Chapter 25, Problem 45A

(a)

To determine

To Calculate:The potential difference induced in the given conductor.

Answer to Problem 45A

  $0.13\text{V}$

Explanation of Solution

Given:

Length of the wire, $L=0.50\text{m}$

Magnetic Field, $B=7.0\times {10}^{-2}\text{T}$

Speed of the wire, $v=3.6\text{m/s}$

Resistance, $R=11\Omega$

  $\theta =90°$

Formula used:

The EMF is:

  $EMF=BLv\left(\sin \theta \right)$

Where,

  $EMF$ : Electromotive Force

  $B$ : Magnetic Field

  $L$ : Length

  $v$ : Velocity

  $R$ : Resistance of the circuit

Calculation:

Substitute all the values in the given formula,

  $EMF=\left(\text{7}{\text{.0×10}}^{\text{-2}}\text{T}\right)\text{×}\left(\text{0}\text{.50}\text{m}\right)\text{×}\left(\text{3}\text{.6}\text{m/s}\right)\text{×}\left(\sin 90°\right)$

  $EMF=0.13\text{V}$

Conclusion:

Hence, the potential difference induced in the given conductor is $0.13\text{V}\text{.}$

(b)

To determine

To Calculate:The current in the circuit if the total resistance of circuit is $11\Omega$ .

Answer to Problem 45A

  $0.011\text{A}$

Explanation of Solution

Given:

The potential difference induced in the given conductor is $0.13\text{V}\text{.}$

Resistance of circuit is $11\Omega$ .

Formula used:

  $I=\frac{EMF}{R}$

Where,

  $EMF$ : Electromotive Force

  $R$ : Resistance of the circuit

  $I$ : Current

Calculation:

The formula to calculate the current is given by,

  $I=\frac{EMF}{R}$

Substituting all the values in the given formula,

  $I=\frac{\text{0}\text{.13}\text{V}}{\text{11}\text{Ω}}$

  $I=0.011\text{A}$

Conclusion:

Hence, the current in the circuit is $0.011\text{A}$ .

(c)

To determine

To Explain:The polarity of point A relative to point B.

Answer to Problem 45A

Point A is negative with relative to point B.

Explanation of Solution

Introduction:

The current flows from positive terminal to negative terminal.

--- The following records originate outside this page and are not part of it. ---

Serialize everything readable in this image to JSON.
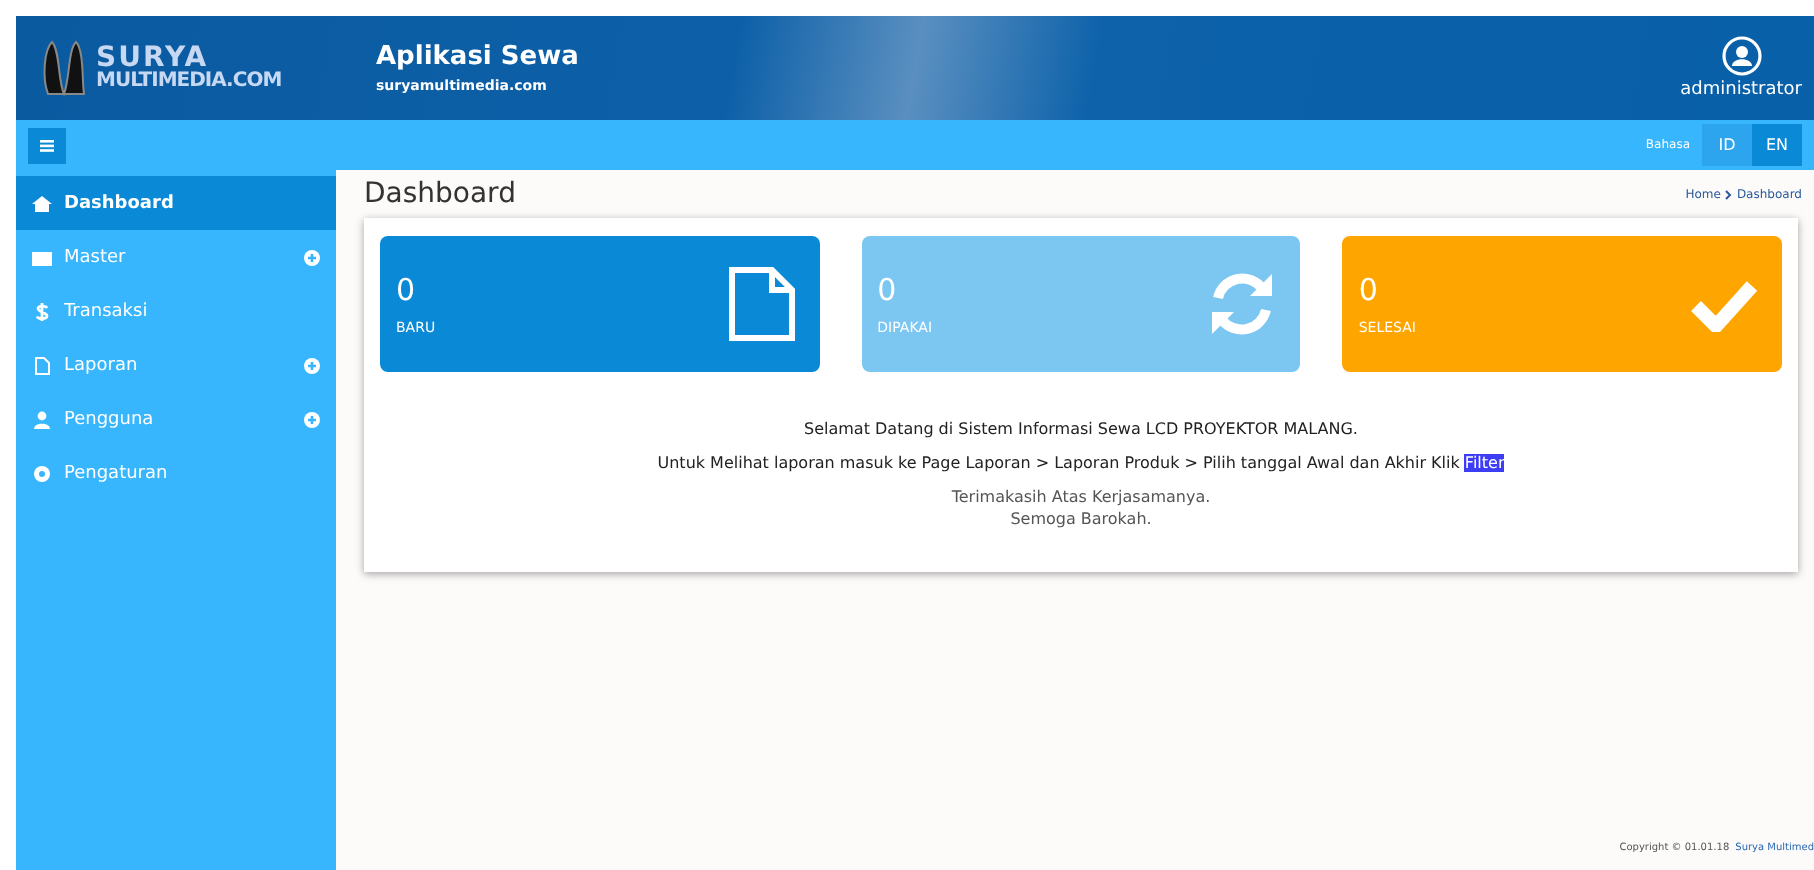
{
  "header": {
    "logo": [
      "SURYA",
      "MULTIMEDIA.COM"
    ],
    "app_title": "Aplikasi Sewa",
    "app_subtitle": "suryamultimedia.com",
    "user": "administrator"
  },
  "toolbar": {
    "language_label": "Bahasa",
    "languages": [
      {
        "label": "ID",
        "selected": false
      },
      {
        "label": "EN",
        "selected": true
      }
    ]
  },
  "sidebar": {
    "items": [
      {
        "label": "Dashboard",
        "kind": "home",
        "selected": true,
        "expandable": false
      },
      {
        "label": "Master",
        "kind": "card",
        "selected": false,
        "expandable": true
      },
      {
        "label": "Transaksi",
        "kind": "dollar",
        "selected": false,
        "expandable": false
      },
      {
        "label": "Laporan",
        "kind": "file",
        "selected": false,
        "expandable": true
      },
      {
        "label": "Pengguna",
        "kind": "user",
        "selected": false,
        "expandable": true
      },
      {
        "label": "Pengaturan",
        "kind": "gear",
        "selected": false,
        "expandable": false
      }
    ]
  },
  "page": {
    "title": "Dashboard",
    "breadcrumb": [
      "Home",
      "Dashboard"
    ]
  },
  "stats": [
    {
      "value": "0",
      "label": "BARU",
      "kind": "file",
      "color": "#0a8ad6"
    },
    {
      "value": "0",
      "label": "DIPAKAI",
      "kind": "refresh",
      "color": "#7cc6f2"
    },
    {
      "value": "0",
      "label": "SELESAI",
      "kind": "check",
      "color": "#ffa500"
    }
  ],
  "welcome": {
    "line1": "Selamat Datang di Sistem Informasi Sewa LCD PROYEKTOR MALANG.",
    "line2": "Untuk Melihat laporan masuk ke Page Laporan > Laporan Produk > Pilih tanggal Awal dan Akhir Klik",
    "line2_highlight": "Filter",
    "thanks": "Terimakasih Atas Kerjasamanya.",
    "blessing": "Semoga Barokah."
  },
  "footer": {
    "copyright": "Copyright © 01.01.18",
    "link": "Surya Multimed"
  }
}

The polarity can be determined by finding the direction of the current in the conductor.

As per Fleming’s left hand rule, the thumb points towards right, middle finger points towards magnetic field which upwards, the index finger points from top to bottom. So, point A is positive relative to point B.

Conclusion:

Hence,point A is negative in relation to the point B.